A year after Stephen Dinnan was killed during a struggle with police in Waimanalo, his family has filed a wrongful death lawsuit.
Police were trying to question the 35-year-old father of three about a stolen truck last June when he was violently taken down. The lawsuit filed on Friday alleged that the arresting officer beat him and allowed an off-duty firefighter to choke him out.
"I think this is a tragic situation where Mr. Dinnan died at the hands of some overzealous men who got out of hand," said attorney Peter Hsieh.
"It's basically taking the law into your own hands."
The lawsuit was filed by a team of lawyers including Michael Green and Myles Breiner, who represent Dinnan's family.
Shardeah Serhant, Dinnan's girlfriend and mother of two of his children, said she hopes the suit will get to the bottom of Dinnan's death.
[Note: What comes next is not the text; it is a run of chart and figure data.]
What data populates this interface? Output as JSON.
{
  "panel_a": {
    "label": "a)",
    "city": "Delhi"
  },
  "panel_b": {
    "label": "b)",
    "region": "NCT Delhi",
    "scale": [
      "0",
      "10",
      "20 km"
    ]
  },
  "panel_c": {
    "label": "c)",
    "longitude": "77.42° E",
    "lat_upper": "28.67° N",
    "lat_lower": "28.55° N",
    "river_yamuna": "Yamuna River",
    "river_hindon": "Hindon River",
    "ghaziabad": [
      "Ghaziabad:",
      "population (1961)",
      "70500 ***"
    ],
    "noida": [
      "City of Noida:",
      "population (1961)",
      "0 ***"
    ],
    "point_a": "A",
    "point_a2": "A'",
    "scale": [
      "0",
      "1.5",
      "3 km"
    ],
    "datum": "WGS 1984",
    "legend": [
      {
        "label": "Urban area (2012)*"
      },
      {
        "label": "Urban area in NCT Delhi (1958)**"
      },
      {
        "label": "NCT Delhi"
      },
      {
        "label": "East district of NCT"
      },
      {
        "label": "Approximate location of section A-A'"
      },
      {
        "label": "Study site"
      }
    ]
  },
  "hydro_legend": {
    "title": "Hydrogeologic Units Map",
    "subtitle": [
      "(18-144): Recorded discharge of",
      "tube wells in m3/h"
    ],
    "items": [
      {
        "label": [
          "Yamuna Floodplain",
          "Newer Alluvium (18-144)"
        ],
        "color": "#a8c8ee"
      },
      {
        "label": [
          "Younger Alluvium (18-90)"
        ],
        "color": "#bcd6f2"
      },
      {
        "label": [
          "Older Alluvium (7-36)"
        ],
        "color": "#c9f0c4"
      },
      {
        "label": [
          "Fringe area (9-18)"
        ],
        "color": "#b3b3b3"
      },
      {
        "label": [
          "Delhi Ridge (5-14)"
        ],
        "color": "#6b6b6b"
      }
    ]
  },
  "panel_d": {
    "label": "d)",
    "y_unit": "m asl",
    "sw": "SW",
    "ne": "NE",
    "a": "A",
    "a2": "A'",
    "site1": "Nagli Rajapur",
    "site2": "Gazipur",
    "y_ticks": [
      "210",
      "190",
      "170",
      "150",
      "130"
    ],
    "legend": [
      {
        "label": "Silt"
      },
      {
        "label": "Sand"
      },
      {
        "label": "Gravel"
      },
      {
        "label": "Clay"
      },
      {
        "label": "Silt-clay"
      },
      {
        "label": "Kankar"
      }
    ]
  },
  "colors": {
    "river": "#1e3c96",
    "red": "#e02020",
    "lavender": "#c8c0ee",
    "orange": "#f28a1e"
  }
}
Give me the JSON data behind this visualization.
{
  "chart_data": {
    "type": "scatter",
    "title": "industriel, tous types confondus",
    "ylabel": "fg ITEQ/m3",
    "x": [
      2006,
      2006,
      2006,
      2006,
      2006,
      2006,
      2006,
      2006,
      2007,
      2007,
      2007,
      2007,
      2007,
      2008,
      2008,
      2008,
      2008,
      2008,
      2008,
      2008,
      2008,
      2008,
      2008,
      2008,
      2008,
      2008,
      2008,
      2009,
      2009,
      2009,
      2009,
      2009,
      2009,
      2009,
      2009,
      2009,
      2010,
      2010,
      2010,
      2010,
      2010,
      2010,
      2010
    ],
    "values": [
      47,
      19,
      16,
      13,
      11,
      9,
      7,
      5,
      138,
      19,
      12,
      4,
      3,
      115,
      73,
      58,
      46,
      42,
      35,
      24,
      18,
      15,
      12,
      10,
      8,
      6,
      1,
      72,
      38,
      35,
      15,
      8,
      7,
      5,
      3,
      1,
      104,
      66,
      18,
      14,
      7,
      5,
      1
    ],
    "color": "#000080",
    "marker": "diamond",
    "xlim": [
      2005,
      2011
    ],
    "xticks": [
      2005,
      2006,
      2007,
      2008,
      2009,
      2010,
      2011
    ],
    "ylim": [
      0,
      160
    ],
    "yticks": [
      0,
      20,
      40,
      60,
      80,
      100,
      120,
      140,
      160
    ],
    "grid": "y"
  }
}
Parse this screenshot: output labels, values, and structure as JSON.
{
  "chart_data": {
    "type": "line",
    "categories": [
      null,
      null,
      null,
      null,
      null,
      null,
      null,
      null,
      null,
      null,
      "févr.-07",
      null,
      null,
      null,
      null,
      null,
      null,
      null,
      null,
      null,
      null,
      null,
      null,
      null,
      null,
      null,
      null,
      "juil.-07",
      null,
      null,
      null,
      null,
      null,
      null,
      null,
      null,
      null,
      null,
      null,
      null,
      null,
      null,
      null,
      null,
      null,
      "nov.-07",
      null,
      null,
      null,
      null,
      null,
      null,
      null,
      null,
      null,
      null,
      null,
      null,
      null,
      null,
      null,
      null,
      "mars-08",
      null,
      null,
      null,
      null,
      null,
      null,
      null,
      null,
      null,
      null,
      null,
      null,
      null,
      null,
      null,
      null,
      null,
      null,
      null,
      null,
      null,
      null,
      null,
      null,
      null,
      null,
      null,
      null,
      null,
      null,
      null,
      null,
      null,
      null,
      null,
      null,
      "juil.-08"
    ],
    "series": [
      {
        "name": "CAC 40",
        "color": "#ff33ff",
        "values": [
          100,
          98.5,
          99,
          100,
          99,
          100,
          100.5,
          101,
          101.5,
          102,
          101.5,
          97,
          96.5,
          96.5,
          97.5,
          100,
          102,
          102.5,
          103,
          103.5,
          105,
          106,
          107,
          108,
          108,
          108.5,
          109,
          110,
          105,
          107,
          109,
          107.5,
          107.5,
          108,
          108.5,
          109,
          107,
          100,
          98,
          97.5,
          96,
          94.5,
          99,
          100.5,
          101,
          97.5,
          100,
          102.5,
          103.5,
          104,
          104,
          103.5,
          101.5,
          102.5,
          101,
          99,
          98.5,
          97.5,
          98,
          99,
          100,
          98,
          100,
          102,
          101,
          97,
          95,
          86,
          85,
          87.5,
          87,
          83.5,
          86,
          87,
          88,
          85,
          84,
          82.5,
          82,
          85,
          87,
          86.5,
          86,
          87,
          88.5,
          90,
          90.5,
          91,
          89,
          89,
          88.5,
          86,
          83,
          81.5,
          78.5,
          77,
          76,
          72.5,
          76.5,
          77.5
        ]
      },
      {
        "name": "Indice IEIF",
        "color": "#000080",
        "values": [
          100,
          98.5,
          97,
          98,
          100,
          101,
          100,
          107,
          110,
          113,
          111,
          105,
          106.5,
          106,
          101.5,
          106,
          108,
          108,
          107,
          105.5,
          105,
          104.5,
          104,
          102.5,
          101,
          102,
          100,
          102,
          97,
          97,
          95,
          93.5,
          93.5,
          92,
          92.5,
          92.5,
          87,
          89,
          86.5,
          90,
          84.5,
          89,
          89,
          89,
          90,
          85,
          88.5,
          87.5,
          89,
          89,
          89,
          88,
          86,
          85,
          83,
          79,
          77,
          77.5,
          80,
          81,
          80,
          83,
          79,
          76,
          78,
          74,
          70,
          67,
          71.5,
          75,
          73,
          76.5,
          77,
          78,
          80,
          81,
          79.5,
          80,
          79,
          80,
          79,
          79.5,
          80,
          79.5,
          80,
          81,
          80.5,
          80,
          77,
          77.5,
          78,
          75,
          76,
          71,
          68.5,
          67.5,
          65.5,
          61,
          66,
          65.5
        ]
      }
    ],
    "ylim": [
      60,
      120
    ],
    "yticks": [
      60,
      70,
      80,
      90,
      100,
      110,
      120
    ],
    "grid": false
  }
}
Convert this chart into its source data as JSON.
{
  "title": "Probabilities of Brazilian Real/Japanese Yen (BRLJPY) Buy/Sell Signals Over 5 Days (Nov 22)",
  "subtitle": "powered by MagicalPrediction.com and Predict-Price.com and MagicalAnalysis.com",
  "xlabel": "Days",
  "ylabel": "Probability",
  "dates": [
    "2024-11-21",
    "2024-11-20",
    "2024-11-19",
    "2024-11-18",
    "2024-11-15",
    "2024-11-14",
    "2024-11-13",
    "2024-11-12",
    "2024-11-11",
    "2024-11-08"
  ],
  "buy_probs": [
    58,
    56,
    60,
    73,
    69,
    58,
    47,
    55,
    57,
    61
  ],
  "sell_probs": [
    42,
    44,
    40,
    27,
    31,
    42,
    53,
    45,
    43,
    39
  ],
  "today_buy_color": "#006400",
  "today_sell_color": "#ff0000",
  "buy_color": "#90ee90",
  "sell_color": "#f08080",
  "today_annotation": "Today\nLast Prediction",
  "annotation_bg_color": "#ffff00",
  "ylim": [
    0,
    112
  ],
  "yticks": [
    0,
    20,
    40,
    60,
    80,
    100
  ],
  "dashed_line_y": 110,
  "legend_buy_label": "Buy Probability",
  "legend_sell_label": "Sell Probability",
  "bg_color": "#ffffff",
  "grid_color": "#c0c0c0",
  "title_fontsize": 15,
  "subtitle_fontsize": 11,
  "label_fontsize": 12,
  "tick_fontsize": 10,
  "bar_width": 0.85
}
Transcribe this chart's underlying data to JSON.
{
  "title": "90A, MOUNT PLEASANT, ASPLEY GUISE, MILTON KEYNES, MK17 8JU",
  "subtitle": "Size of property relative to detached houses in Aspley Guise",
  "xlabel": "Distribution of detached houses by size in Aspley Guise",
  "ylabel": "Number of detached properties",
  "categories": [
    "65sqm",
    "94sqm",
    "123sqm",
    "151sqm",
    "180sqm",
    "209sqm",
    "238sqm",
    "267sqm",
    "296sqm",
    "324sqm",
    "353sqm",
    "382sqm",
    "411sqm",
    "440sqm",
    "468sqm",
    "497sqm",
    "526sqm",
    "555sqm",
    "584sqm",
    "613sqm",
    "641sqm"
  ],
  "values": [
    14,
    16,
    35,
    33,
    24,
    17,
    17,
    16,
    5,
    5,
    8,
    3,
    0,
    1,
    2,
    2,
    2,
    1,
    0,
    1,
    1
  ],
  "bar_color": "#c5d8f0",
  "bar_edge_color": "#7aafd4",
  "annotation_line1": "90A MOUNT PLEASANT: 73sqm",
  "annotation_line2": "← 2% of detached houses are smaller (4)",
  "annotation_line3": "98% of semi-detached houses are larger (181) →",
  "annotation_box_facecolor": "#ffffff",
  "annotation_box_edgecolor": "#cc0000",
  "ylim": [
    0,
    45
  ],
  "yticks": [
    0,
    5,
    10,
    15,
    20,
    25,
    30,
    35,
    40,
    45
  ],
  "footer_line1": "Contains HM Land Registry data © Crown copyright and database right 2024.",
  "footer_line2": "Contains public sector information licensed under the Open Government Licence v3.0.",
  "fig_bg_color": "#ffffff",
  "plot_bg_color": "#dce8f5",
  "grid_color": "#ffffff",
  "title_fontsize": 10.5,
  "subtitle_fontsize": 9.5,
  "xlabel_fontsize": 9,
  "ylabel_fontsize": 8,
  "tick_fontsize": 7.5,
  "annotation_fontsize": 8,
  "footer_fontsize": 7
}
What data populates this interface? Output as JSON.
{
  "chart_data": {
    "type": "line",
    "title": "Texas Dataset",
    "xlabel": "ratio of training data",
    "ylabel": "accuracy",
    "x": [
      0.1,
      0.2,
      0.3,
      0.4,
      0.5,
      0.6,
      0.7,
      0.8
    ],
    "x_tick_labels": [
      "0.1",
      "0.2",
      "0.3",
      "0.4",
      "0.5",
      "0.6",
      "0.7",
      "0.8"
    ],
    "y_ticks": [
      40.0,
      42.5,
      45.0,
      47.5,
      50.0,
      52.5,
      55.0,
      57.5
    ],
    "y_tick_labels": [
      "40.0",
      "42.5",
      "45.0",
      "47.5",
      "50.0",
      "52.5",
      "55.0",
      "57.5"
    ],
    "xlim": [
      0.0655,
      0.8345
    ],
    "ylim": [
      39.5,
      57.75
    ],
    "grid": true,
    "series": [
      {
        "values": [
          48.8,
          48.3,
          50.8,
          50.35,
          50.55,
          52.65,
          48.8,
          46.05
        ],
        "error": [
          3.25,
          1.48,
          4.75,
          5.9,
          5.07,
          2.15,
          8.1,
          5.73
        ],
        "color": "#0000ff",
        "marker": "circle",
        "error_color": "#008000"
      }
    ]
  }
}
"We need answers to what has happened and we need justice to be served," she said.
The lawsuit is based on an account by an eyewitness who was at the Waimanalo house.
The suit said the arresting officer, Eric Matsumoto, delivered the fatal blow.
"Matsumoto put a knee on Dinnan's back between the shoulder blades. He pushed so hard he ended up killing him," Hsieh said.
An internal investigation is pending and Matsumoto has been assigned desk duties.
The Honolulu Medical Examiner initially said that Dinnan did not look like he was assaulted but later ruled his death a homicide.
The M.E. found that Dinnan choked to death and suffered severe neck injuries and abrasions and bruises around his body.
According to Hsieh, police didn't have probable cause to arrest or detain Dinnan, who had nothing to do with the theft and has no criminal record.
Dinnan does not live at the home where the stolen truck was found. He was only visiting after he went shopping at Ala Moana Center with his family, the suit said.
According to the suit, Serhant's truck that was being worked on at the Waimanalo home. Dinnan smoked several marijuana joints with friends at the home when Matsumoto and the truck owner pulled up.
According to the witness, the officer tried to question Dinnan, who then tried to leave the scene. After a brief chase, Dinnan was pinned against a railing by Matsumoto and was hit by the officer, the suit said.
The owner of the truck -- off-duty firefighter Nolan Hanohano -- then began to choke Dinnan, before Dinnan briefly escaped, the suit said.
Dinnan was then pinned down by Matsumoto and kneed him in the back, rendering him unconscious, the suit said.
"Mr. Hanohano was very, very angry when he strangled Mr. Dinnan. He said 'this is what you get when you steal from Hawaiians,'" Hsieh said.
Former Attorney General Mark Bennett, who represents Hanohano, could not be reached. Police declined comment on the lawsuit.